The calling sequence of each module can be determined according to the requirement of the model and grammar rules through training to determine the calling sequence, so as to generate SQL query sentences meeting grammar and semantic requirements. Such a modular structure enables the model to flexibly generate various complex SQL query statements.

In some possible implementations, the method further includes B1-B3:

B1: and acquiring a target answer of a real sentence corresponding to the test set, and acquiring a target character corresponding to the target answer, wherein the real sentence is a sentence input by a user.

In order to improve accuracy, consistency and reliability of the model, the language query model construction system first needs to acquire target answers of real sentences input by a user corresponding to the test set, and acquire target characters corresponding to the target answers.

In some possible implementations, the actual sentence may be a question or statement sentence, or the like.

In some possible implementations, the target answer is a historic structured query language. The target answer is a correct answer marked manually, and the target characters are key information extracted from the target answer.

B2: and inputting the test set into the language query model to obtain an output structured query language.

After the target answers and target characters are obtained, the language query model building system also needs to input the test set into the language query model to obtain an output structured query language.

B3: and when the output answer of the output structured query language is inconsistent with the target answer and/or the output characters of the output structured query language are inconsistent with the target characters, correcting the language query model according to the target answer and/or the target characters.

When the output answer of the output structured query language is inconsistent with the target answer and/or the output character of the output structured query language is inconsistent with the target character, the language query model construction may modify the language query model according to the target answer and/or the target character.

Wherein, the output answer refers to the answer text carried in the structured query language generated by the language query model, and the output character refers to the specific character contained in the answer text.

In some possible implementations, the language query model may be modified according to the target answer and/or the target character by defining a new one-to-one alignment mapping feature, and using a reordering technique to perform a preferential selection of correct answers to the obtained multiple candidate results; or a data enhancement method, etc.

Modifying the language query model according to the target answer and/or the target character includes the following aspects:

characteristic engineering: this means that a series of processing is performed on the real sentence according to the target answer and the target character of the real sentence, and useful new features representing the features of the data are extracted. By defining new one-to-one alignment mapping features, hidden rules and information in the data can be better mined.
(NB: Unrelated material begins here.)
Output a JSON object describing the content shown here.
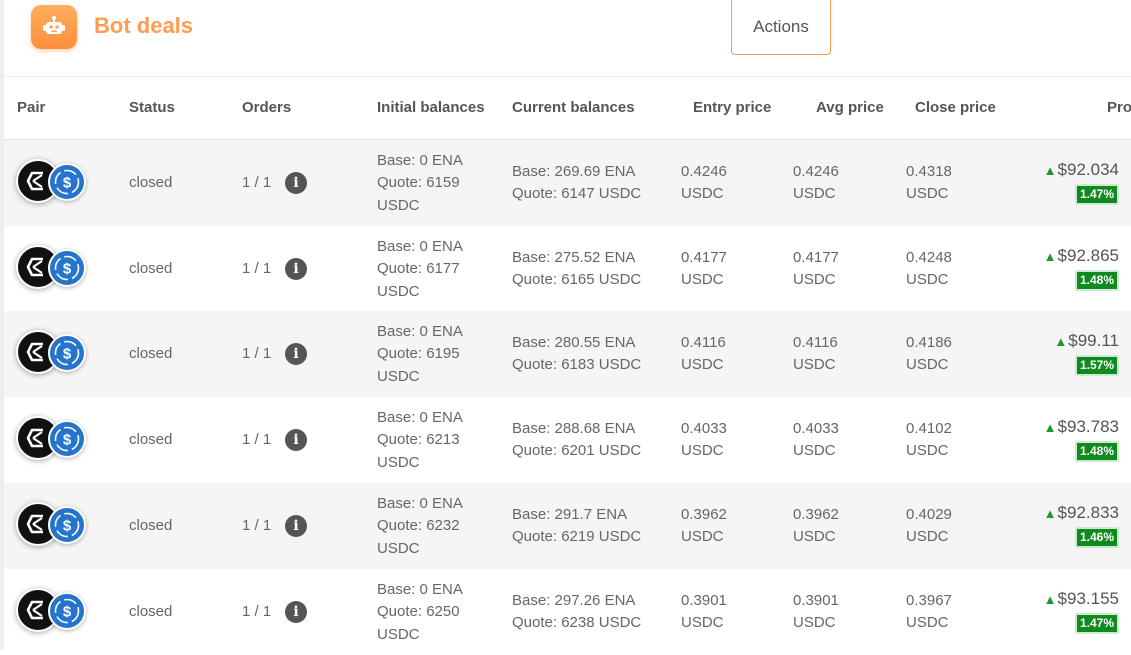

Super parameter tuning: the super-parameters refer to parameters needing to be set manually in the machine learning model, such as weight attenuation coefficients, learning rates and the like. Through reasonable adjustment, the generalization performance of the model on the training set and the testing set can be optimized.

A reordering technology: this means that the correct answer is preferentially selected by carrying out the selection of a plurality of obtained candidate results. In the question-answering system, the results can be ordered according to the relevance and the credibility of the answers, so that the accuracy of the system is improved.

The data enhancement method comprises the following steps: the data enhancement refers to the operation of transforming, expanding and the like on the real sentence according to the target answer and the target character of the real sentence, and more training data is generated. Therefore, the problem of insufficient data can be effectively relieved, and the generalization capability of the model is improved.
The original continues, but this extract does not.